De nombreux visages nouveaux devraient arriver au Parlement, une institution clé pour répondre aux principales inquiétudes des Tunisiens: une inflation continue, un chômage élevé et des services publics ne répondant plus aux attentes.

Le parti d’inspiration islamiste Ennahdha, qui dominait le Parlement sortant, est donné au coude-à-coude avec Qalb Tounes, créé il y a moins de six mois par Nabil Karoui, homme d’affaires controversé. Les deux partis ont officiellement exclu toute alliance.

« Nous sommes sur la bonne voie pour une victoire, les tendances sont très encourageantes », a dit à l’AFP le porte-parole de Qalb Tunes, Hatem Mliki, se refusant à donner des chiffres. Ennahdha a souligné attendre les résultats officiels prévus mercredi.

Cet émiettement, alors que le parti arrivé en tête devra convaincre au moins 109 députés pour former un gouvernement, augure de houleuses négociations.

« Les négociations prendront probablement des semaines », juge l’analyste politique Youssef Cherif, en évoquant le risque d’un nouveau scrutin si les députés ne parviennent pas à se mettre d’accord.

Le parti arrivé en tête disposera de deux mois pour dégager une majorité au Parlement, le président de la République -qui sera élu le 13 octobre- n’intervenant qu’en cas de blocage au terme de cette période.

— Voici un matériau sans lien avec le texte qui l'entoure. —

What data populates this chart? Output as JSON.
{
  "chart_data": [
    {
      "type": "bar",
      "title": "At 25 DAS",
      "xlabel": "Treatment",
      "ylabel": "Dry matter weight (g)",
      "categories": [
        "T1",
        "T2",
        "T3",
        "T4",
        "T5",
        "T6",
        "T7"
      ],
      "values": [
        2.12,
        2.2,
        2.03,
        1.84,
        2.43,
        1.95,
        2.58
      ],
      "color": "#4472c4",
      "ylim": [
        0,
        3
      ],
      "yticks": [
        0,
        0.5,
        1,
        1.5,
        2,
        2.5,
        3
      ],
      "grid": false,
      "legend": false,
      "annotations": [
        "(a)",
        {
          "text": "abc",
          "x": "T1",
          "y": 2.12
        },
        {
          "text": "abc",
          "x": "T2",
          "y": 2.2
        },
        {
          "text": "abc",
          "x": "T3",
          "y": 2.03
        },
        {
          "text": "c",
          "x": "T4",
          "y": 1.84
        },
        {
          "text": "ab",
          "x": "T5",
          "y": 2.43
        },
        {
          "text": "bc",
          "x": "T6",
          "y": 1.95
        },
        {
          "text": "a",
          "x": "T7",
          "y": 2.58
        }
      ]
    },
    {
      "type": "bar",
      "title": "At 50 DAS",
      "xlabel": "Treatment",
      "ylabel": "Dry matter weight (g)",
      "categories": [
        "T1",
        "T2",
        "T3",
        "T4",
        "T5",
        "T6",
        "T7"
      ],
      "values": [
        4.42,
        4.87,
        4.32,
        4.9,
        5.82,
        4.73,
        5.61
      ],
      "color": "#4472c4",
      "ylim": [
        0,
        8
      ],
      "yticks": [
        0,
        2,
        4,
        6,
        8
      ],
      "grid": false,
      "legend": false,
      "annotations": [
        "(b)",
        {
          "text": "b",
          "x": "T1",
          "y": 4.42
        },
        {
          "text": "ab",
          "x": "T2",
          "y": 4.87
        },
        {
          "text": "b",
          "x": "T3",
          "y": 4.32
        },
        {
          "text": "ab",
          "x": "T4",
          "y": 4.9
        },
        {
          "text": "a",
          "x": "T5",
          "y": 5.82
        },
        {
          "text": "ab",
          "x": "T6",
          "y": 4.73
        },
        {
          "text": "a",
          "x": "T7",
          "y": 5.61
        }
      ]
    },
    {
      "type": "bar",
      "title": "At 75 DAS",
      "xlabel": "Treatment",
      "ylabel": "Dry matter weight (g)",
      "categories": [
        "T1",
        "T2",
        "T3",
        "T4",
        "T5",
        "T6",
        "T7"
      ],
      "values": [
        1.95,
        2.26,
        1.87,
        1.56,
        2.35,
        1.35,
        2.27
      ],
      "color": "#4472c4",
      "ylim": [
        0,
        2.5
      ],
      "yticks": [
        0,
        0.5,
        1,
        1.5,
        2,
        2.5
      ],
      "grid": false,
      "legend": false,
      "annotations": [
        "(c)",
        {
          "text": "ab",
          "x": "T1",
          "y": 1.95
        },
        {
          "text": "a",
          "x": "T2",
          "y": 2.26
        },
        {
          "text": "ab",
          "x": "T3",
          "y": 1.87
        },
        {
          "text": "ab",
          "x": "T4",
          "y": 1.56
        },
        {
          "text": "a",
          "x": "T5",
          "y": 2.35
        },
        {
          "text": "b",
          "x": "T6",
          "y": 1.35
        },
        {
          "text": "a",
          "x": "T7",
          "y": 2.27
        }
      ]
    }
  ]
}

Une fois formé, le gouvernement aura la lourde tâche de relancer l’économie et de résorber une dette paralysante: si la menace terroriste n’est plus un sujet majeur, quatre ans après une série d’attentats meurtriers, la transition démocratique reste fragilisée par les difficultés sociales persistantes.

– Inquiétudes –

Un bon score de Qalb Tounes aux législatives pourrait être un atout pour M. Karoui le 13 octobre.

Sous le coup d’une enquête depuis 2017 pour blanchiment et fraude fiscale, il est en détention depuis fin août. Déplorant une instrumentalisation de la justice, ses partisans ont réclamé un report du second tour de la présidentielle.

Ces rebondissements ont focalisé l’attention et alimenté des inquiétudes autour du bon déroulement du processus électoral, crucial pour consolider les acquis démocratiques.

M. Saied arrivé, en tête du premier tour, n’a lui donné aucune consigne pour les législatives.

Mais Ennahdha lui a apporté un soutien franc, en se présentant comme le parti susceptible de porter le programme de M. Saied au Parlement, espérant ainsi reconquérir des bases aliénées par son alliance contre-nature avec le parti victorieux en 2014, Nidaa Tounes. Le score de son chef Rached Ghannouchi, candidat pour la première fois, sera scruté.

Une nouvelle formation, Karama, menée par l’avocat islamiste populiste Seifeddine Makhlouf a elle tenté de se présenter comme alliée à M. Saied, concurrençant Ennahdha.

A l’autre extrémité, le Parti destourien libre, porté par l’avocate anti-islamiste Abir Moussi, pourrait faire un meilleur score que les 4% de sa chef de file au premier tour de la présidentielle.